Caggo franziu a carranca.
— Essa decisão cabe ao príncipe, Hungerford. A sua parte é fazer o que lhe é dito.
— Sempre. — Hungerford ergueu a mão de dois dedos.
— Sejamos francos — disse Denzo D'han, o bardo guerreiro. — Os yunkaitas não inspiram confiança. Seja qual for o resultado dessa guerra, os Aventados devem obter parte dos despojos da vitória. O nosso príncipe é sensato em manter todas as estradas abertas.
— Meris irá comanda-los — disse o Príncipe Esfarrapado. — Ela sabe o que eu penso sobre isto... e Daenerys Targaryen pode aceitar melhor outra mulher.

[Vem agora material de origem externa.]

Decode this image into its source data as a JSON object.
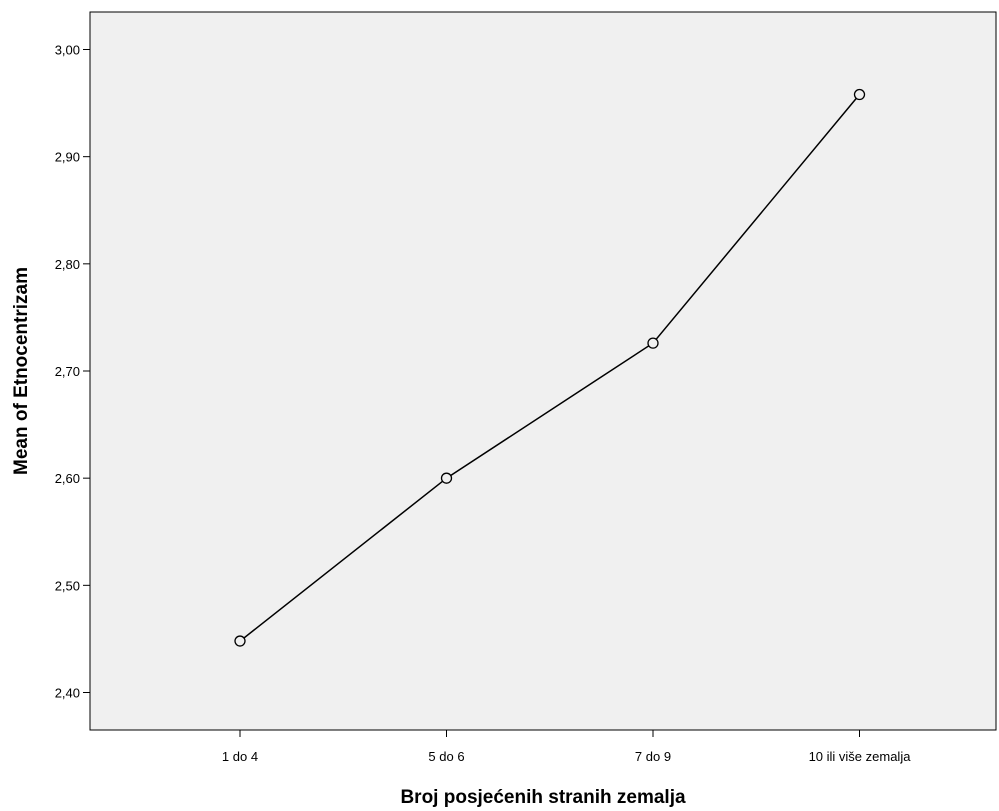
{
  "chart_data": {
    "type": "line",
    "title": "",
    "xlabel": "Broj posjećenih stranih zemalja",
    "ylabel": "Mean of Etnocentrizam",
    "categories": [
      "1 do 4",
      "5 do 6",
      "7 do 9",
      "10 ili više zemalja"
    ],
    "series": [
      {
        "values": [
          2.448,
          2.6,
          2.726,
          2.958
        ]
      }
    ],
    "ylim": [
      2.365,
      3.035
    ],
    "yticks": [
      {
        "value": 2.4,
        "label": "2,40"
      },
      {
        "value": 2.5,
        "label": "2,50"
      },
      {
        "value": 2.6,
        "label": "2,60"
      },
      {
        "value": 2.7,
        "label": "2,70"
      },
      {
        "value": 2.8,
        "label": "2,80"
      },
      {
        "value": 2.9,
        "label": "2,90"
      },
      {
        "value": 3.0,
        "label": "3,00"
      }
    ],
    "grid": false,
    "legend": "none",
    "colors": {
      "plot_background": "#f0f0f0",
      "line": "#000000",
      "marker_fill": "#f0f0f0"
    }
  }
}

Quentyn deu uma olhadela à Linda Meris. Quando os olhos mortos e frios dela se cruzaram com os seus, sentiu um arrepio. Não gosto disto.

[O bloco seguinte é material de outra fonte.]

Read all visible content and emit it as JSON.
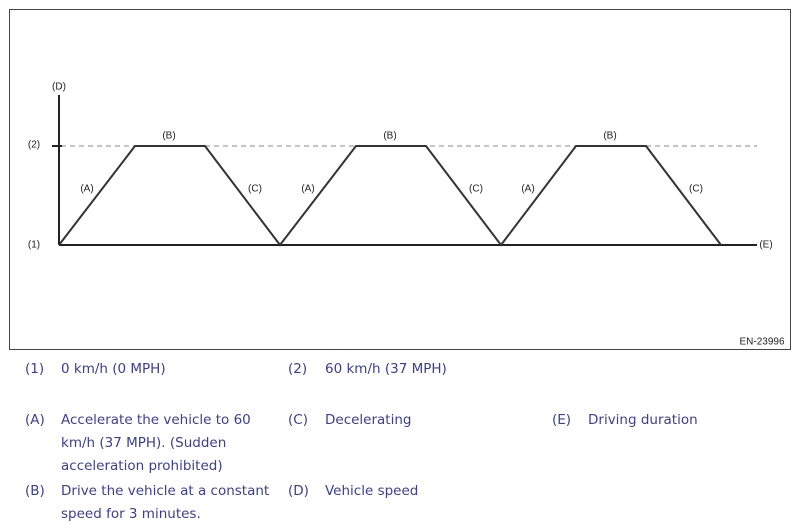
{
  "diagram": {
    "axis_labels": {
      "vertical": "(D)",
      "horizontal": "(E)",
      "upper_level": "(2)",
      "lower_level": "(1)"
    },
    "cycles": [
      {
        "accelerate": "(A)",
        "constant": "(B)",
        "decelerate": "(C)"
      },
      {
        "accelerate": "(A)",
        "constant": "(B)",
        "decelerate": "(C)"
      },
      {
        "accelerate": "(A)",
        "constant": "(B)",
        "decelerate": "(C)"
      }
    ],
    "code": "EN-23996"
  },
  "legend": [
    {
      "key": "(1)",
      "text": "0 km/h (0 MPH)"
    },
    {
      "key": "(2)",
      "text": "60 km/h (37 MPH)"
    },
    {
      "key": "(A)",
      "text": "Accelerate the vehicle to 60 km/h (37 MPH). (Sudden acceleration prohibited)"
    },
    {
      "key": "(C)",
      "text": "Decelerating"
    },
    {
      "key": "(E)",
      "text": "Driving duration"
    },
    {
      "key": "(B)",
      "text": "Drive the vehicle at a constant speed for 3 minutes."
    },
    {
      "key": "(D)",
      "text": "Vehicle speed"
    }
  ]
}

Dick Straw também continuava com dúvidas.
— A menina seria uma tola em confiar em nós. Mesmo com Meris. Especialmente com Meris. Raio, eu não confio em Meris e já a fodi algumas vezes. — Sorriu, mas ninguém riu. Especialmente a Linda Meris.

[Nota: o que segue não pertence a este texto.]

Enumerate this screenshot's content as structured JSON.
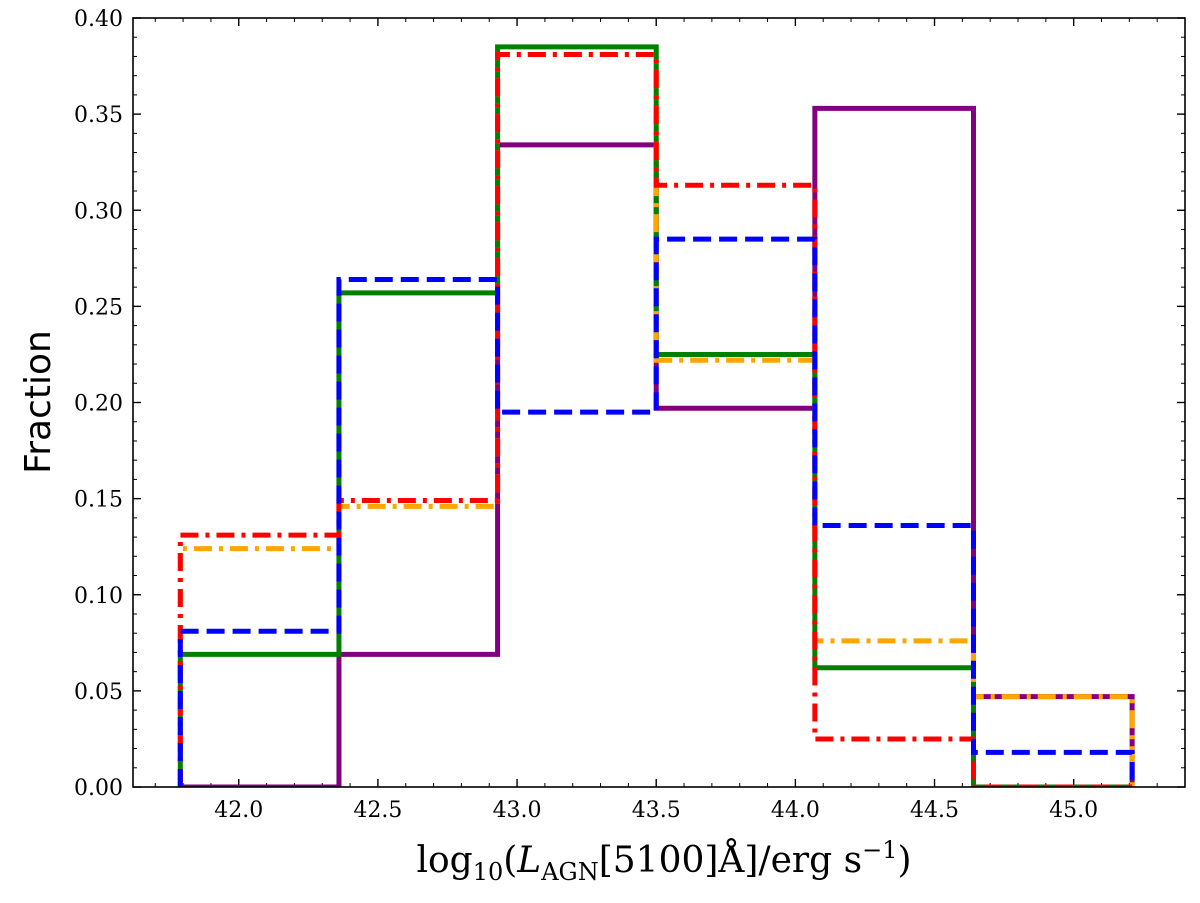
{
  "chart_data": {
    "type": "histogram",
    "ylabel": "Fraction",
    "xlabel": {
      "lead": "log",
      "lead_sub": "10",
      "open": "(",
      "L": "L",
      "L_sub": "AGN",
      "bracket": "[5100]Å]/erg s",
      "sup": "−1",
      "close": ")"
    },
    "xlim": [
      41.62,
      45.4
    ],
    "ylim": [
      0.0,
      0.4
    ],
    "x_ticks": [
      42.0,
      42.5,
      43.0,
      43.5,
      44.0,
      44.5,
      45.0
    ],
    "x_tick_labels": [
      "42.0",
      "42.5",
      "43.0",
      "43.5",
      "44.0",
      "44.5",
      "45.0"
    ],
    "y_ticks": [
      0.0,
      0.05,
      0.1,
      0.15,
      0.2,
      0.25,
      0.3,
      0.35,
      0.4
    ],
    "y_tick_labels": [
      "0.00",
      "0.05",
      "0.10",
      "0.15",
      "0.20",
      "0.25",
      "0.30",
      "0.35",
      "0.40"
    ],
    "bin_edges": [
      41.79,
      42.36,
      42.93,
      43.5,
      44.07,
      44.64,
      45.21
    ],
    "series": [
      {
        "color": "#800080",
        "linestyle": "solid",
        "values": [
          0.0,
          0.069,
          0.334,
          0.197,
          0.353,
          0.047
        ]
      },
      {
        "color": "#008000",
        "linestyle": "solid",
        "values": [
          0.069,
          0.257,
          0.385,
          0.225,
          0.062,
          0.0
        ]
      },
      {
        "color": "#FFA500",
        "linestyle": "dashdot",
        "values": [
          0.124,
          0.146,
          0.381,
          0.222,
          0.076,
          0.047
        ]
      },
      {
        "color": "#FF0000",
        "linestyle": "dashdot",
        "values": [
          0.131,
          0.149,
          0.381,
          0.313,
          0.025,
          0.0
        ]
      },
      {
        "color": "#0000FF",
        "linestyle": "dashed",
        "values": [
          0.081,
          0.264,
          0.195,
          0.285,
          0.136,
          0.018
        ]
      }
    ]
  }
}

— Acho que se engana, Dick — disse o Príncipe Esfarrapado. — Vocês sois todos de Westeros. Amigos vindos da pátria. Falam a mesma língua que ela fala, adoram os mesmos deuses que ela adora. Quanto ao motivo, todos vocês sofreram desfeitas às minhas mãos. Dick, eu o chicoteei mais vezes do que a qualquer outro homem na companhia e tem as costas que o provam. A minha disciplina custou ao Hugh três dedos. Meris foi violada por meia companhia. Não por esta companhia, é verdade, mas não precisamos fazer menção a isso. Will dos Bosques, bem, você é só escumalha. Sor Orson culpa-me por mandar o irmão para as Mágoas e Sor Lúcifer ainda continua fervendo por causa daquela menina escrava que Caggo lhe roubou.
— Ele podia tê-la devolvido depois de tê-la tido — queixou-se Lúcifer Long. — Não tinha razão nenhuma para matá-la.
— Ela era feia — disse Caggo. — Isso é razão suficiente.
O Príncipe Esfarrapado prosseguiu como se ninguém tivesse falado.
— Webber, você alimenta exigências quanto a terras perdidas em Westeros. Lannister, eu matei aquele rapaz de que você tanto gostava. Vocês, os três de Dorne, pensam que lhes menti. O saque de Astapor foi muito menor do que lhes foi prometido em Volantis, e eu fiquei com a parte de leão dele.
— A última parte é verdadeira — disse Sor Orson.
— As melhores fraudes contêm sempre alguma semente de verdade — disse o Príncipe Esfarrapado. — Cada um de vocês tem amplos motivos para querer me abandonar. E Daenerys Targaryen sabe que os mercenários são uns tipos volúveis. Os seus próprios Segundos Filhos e Corvos Tormentosos receberam ouro yunkaita, mas não hesitaram em juntar-lhe quando a maré da batalha começou a fluir para o lado dela.
— Quando devemos partir? — perguntou Lewis Lanster.
— Imediatamente. Tenham, cautela com os Gatos e com qualquer Longas Lanças que possam encontrar. Além de nós, nesta tenda, ninguém saberá que a sua deserção é um estratagema. Se virarem as pedras cedo demais, seão mutilados como desertores ou estripados como vira-casacas.
Os três dorneses permaneceram em silêncio ao sair da tenda de comando. Vinte cavaleiros, todos falando o idioma comum, pensou Quentyn. Murmurar acabou de se tornar bastante perigoso.
O grandalhão deu-lhe uma forte palmada nas costas. — Então? Isto é bom, Sapo. Uma caçada ao dragão.